Extended Cut: NVIDIA Expands Maxine for Video Editing, Showcases 3D Virtual Conferencing Research

Professionals, teams, creators and others can tap into the power of AI to create high-quality audio and video effects — even using standard microphones and webcams — with the help of NVIDIA Maxine.

The suite of GPU-accelerated software development kits and cloud-native microservices lets users deploy AI features that enhance audio, video and augmented-reality effects for real-time communications services and platforms. Maxine will also expand features for video editing, enabling teams to reach new heights in video communication.

Plus, an NVIDIA Research demo at this week’s SIGGRAPH conference displays how AI can take video conferencing to the next level with 3D features.

NVIDIA Maxine Features Expand to Video Editing

Wireless connectivity has enabled people to join virtual meetings from more locations than ever. Typically, audio and video quality are heavily impacted when a caller is on the move or in a location with poor connectivity.

Advanced, real-time Maxine features — such as Background Noise Removal, Super Resolution and Eye Contact — allow remote users to enhance interpersonal communication experiences.

In addition, Maxine can now be used for video editing. NVIDIA partners are transforming this professional workflow with the same Maxine features that elevate video conferencing. The goal when editing a video, whether a sales pitch or a webinar, is to engage the broadest audience possible. Using Maxine, professionals can tap into AI features that enhance audio and video signals.

With Maxine, a spokesperson can look away from the screen to reference notes or a script while their gaze remains as if looking directly into the camera. Users can also film videos in low resolution and enhance the quality later. Plus, Maxine lets people record videos in several different languages and export the video in English.

Maxine features to be released in early access this year include:

Interpreter: Translates from simplified Chinese, Russian, French, German and Spanish to English while animating the user’s image to show them speaking English.
Voice Font: Enables users to apply characteristics of a speaker’s voice and map it to the audio output.
Audio Super Resolution: Improves audio quality by increasing the temporal resolution of the audio signal and extending bandwidth. It currently supports upsampling from 8,000Hz to 16,000Hz as well as from 16,000Hz to 48,000Hz. This feature is also updated with more than 50% reduction in latency and up to 2x better throughput.
Maxine Client: Brings the AI capabilities of Maxine’s microservices to video-conferencing sessions on PCs. The application is optimized for low-latency streaming and will use the cloud for all of its GPU compute requirements. Thin Client will be available on Windows this fall, with additional OS support to follow.

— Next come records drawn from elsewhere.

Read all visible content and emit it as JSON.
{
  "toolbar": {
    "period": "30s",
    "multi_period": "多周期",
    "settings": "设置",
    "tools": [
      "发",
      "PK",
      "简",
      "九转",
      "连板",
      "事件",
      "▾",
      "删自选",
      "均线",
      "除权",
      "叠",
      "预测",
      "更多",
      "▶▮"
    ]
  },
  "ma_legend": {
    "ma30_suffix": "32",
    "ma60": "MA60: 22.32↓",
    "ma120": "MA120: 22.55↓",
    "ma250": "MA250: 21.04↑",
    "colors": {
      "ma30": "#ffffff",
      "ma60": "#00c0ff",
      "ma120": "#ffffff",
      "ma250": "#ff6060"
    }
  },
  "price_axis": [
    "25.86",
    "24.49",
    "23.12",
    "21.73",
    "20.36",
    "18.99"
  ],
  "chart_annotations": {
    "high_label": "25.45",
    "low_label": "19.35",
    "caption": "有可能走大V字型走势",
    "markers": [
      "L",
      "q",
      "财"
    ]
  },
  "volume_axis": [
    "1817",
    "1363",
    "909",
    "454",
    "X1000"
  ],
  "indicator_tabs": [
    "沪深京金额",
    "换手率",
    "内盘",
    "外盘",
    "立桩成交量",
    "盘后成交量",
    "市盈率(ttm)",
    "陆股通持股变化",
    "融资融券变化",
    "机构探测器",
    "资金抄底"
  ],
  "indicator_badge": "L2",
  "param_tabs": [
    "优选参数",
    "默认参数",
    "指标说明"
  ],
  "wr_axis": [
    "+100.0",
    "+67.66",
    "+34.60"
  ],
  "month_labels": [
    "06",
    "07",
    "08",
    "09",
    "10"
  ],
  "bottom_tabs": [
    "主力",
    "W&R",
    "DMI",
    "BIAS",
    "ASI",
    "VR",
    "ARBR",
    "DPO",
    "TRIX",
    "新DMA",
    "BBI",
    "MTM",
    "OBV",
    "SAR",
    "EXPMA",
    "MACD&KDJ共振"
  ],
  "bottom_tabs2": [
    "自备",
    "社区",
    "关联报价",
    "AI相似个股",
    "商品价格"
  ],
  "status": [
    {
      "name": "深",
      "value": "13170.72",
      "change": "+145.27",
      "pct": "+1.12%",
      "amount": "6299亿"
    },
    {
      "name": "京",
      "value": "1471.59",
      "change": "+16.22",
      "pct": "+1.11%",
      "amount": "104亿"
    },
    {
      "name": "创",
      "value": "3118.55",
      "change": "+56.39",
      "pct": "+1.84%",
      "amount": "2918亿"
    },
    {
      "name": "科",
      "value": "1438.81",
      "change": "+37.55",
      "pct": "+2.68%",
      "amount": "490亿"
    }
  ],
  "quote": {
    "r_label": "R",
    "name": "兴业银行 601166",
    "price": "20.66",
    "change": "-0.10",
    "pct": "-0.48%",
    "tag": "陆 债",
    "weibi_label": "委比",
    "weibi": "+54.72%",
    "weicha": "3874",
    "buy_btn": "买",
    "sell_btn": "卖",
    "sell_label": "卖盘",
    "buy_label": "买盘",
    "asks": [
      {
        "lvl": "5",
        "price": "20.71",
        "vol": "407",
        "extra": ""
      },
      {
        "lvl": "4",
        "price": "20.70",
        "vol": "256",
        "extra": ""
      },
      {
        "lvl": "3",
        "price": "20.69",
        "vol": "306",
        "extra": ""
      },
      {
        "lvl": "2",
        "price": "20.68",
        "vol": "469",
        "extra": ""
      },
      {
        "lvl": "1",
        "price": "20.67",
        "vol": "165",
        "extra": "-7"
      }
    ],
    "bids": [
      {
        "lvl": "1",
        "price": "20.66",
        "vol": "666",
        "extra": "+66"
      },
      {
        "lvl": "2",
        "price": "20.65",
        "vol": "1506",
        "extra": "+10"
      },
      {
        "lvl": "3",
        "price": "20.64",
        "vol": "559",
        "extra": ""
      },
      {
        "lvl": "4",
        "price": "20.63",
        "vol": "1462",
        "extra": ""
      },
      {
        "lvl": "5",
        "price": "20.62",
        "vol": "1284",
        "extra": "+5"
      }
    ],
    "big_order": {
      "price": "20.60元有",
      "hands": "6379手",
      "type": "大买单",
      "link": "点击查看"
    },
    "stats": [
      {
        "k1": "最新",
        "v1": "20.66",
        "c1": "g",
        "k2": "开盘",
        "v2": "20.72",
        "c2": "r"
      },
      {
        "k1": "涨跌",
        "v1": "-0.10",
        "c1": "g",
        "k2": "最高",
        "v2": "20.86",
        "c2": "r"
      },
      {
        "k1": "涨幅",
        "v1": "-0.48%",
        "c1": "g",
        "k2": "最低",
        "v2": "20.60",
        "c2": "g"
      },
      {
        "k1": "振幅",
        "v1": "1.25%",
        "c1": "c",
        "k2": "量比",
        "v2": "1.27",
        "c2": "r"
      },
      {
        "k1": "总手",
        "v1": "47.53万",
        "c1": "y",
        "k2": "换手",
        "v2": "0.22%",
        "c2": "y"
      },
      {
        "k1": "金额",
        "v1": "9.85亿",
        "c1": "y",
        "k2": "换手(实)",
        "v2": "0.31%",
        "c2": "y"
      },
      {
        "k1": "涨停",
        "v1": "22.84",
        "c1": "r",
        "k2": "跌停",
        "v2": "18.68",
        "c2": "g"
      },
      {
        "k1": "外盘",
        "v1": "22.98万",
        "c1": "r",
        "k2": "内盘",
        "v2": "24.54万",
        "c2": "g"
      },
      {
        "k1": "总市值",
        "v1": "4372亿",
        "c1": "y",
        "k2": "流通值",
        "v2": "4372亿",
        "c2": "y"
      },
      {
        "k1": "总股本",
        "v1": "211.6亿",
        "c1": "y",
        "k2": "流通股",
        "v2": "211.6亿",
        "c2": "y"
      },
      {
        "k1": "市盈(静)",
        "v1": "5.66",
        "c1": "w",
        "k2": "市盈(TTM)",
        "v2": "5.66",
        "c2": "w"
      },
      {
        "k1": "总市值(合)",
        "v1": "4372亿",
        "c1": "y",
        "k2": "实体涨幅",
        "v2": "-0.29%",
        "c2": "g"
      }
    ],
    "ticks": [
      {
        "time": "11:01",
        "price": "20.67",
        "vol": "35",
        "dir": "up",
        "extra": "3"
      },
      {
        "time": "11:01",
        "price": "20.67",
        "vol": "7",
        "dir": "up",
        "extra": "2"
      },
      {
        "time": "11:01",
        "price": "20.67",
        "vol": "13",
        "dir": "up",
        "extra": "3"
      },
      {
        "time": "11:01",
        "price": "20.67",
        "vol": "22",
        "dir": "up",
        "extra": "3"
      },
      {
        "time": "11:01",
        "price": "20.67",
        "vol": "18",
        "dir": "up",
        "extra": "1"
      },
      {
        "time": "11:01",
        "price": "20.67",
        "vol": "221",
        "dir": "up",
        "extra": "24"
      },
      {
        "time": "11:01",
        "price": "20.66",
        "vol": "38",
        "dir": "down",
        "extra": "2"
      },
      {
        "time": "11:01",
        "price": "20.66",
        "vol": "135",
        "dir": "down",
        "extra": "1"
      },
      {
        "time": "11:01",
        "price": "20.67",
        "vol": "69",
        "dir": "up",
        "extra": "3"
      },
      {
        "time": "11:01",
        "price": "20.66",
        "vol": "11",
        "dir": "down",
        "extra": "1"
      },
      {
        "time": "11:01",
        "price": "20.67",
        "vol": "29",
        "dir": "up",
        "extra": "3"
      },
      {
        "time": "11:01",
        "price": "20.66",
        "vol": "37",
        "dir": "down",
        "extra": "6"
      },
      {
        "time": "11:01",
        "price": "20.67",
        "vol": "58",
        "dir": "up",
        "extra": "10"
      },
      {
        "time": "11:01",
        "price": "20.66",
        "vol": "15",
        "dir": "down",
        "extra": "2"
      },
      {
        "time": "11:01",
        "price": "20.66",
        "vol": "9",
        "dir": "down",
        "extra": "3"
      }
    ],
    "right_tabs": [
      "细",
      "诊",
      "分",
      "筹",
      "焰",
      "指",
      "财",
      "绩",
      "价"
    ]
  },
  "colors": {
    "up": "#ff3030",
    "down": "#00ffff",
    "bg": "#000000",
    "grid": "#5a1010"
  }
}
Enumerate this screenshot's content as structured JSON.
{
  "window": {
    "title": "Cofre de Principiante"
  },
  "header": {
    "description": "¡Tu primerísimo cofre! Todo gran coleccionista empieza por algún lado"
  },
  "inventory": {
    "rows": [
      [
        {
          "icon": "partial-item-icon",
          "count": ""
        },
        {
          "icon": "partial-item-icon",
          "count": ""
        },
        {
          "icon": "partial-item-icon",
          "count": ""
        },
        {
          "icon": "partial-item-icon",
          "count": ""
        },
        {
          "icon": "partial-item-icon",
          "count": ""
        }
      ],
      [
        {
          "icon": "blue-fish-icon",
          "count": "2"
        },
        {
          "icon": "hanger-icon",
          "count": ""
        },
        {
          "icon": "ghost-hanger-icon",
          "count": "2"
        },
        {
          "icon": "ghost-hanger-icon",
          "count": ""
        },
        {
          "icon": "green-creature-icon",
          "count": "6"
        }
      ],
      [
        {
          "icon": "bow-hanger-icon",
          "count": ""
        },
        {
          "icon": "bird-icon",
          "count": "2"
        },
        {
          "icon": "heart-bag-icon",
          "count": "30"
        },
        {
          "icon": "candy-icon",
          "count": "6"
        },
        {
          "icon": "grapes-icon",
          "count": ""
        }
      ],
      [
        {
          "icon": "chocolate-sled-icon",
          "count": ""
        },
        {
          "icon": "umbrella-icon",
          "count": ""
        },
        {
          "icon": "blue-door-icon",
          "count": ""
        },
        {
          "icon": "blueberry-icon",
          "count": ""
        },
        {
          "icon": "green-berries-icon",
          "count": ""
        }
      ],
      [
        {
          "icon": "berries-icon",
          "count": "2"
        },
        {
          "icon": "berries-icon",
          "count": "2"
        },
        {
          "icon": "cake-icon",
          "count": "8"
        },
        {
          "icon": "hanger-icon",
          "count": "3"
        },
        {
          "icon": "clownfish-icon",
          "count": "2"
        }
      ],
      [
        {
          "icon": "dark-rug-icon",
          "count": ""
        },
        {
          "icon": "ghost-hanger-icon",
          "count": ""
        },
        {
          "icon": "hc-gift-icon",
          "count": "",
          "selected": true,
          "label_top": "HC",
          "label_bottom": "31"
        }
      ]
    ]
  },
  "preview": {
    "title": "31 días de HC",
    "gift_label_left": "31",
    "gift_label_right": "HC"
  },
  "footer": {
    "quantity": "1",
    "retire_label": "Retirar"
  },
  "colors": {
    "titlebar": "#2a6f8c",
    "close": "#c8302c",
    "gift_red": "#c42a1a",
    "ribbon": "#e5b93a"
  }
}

Maxine can be deployed in the cloud, on premises or at the edge, meaning quality communication can be accessible from nearly anywhere.

Taking Video Conferencing to New Heights

Many partners and customers are experiencing high-quality video conferencing and editing with Maxine. Two features of Maxine — Eye Contact and Live Portrait — are now available in production releases on the NVIDIA AI Enterprise software platform. Eye Contact simulates direct eye contact with the camera by estimating and aligning the user’s gaze with the camera. And Live Portrait animates a person’s portrait photo through their live video feed.

Software company Descript aims to make video a staple of every communicator’s toolkit, alongside docs and slides. With NVIDIA Maxine, professionals and beginners who use Descript can access AI features that improve their video-content workflows.

“With the NVIDIA Maxine Eye Contact feature, users no longer have to worry about memorizing scripts or doing tedious video retakes,” said Jay LeBoeuf, head of business and corporate development at Descript. “They can maintain a perfect on-screen presence while nailing their script every time.”

Reincubate’s Camo app aims to broaden access to great video by taking advantage of the hardware and devices people already own. It does this by giving users greater control over their image and by implementing a powerful, efficient processing pipeline for video effects and transformation. Using technologies enabled by NVIDIA Maxine, Camo can offer users an easier way to achieve incredible video creation.

“Integrating NVIDIA Maxine into Camo couldn’t have been easier, and it’s enabled us to get high performance from users’ RTX GPUs right out of the box,” said Aidan Fitzpatrick, founder and CEO of Reincubate. “With Maxine, the team’s been able to move faster and with more confidence.”

Quicklink’s Cre8 is a powerful video production platform for creating professional, on-brand productions, virtual and hybrid live events. The user-friendly interface combines an intuitive design with all the tools needed to build, edit and customize a professional-looking production. Cre8 incorporates NVIDIA Maxine technology to maximize productivity and the quality of video productions, offering complete control to the operator.

“Quicklink Cre8 now offers the most advanced video production platform on the planet,” said Richard Rees, CEO of Quicklink. “With NVIDIA Maxine, we were able to add advanced features, including Auto Framing, Video Noise Removal, Noise and Echo Cancellation, and Eye Contact Simulation.”

Los Angeles-based company gemelo.ai provides a platform for creating AI twins that can scale a user’s voice, content and interactions. Using Maxine’s Live Portrait feature, the gemelo.ai team can unlock new opportunities for scaled, personalized content and one-on-one interactions.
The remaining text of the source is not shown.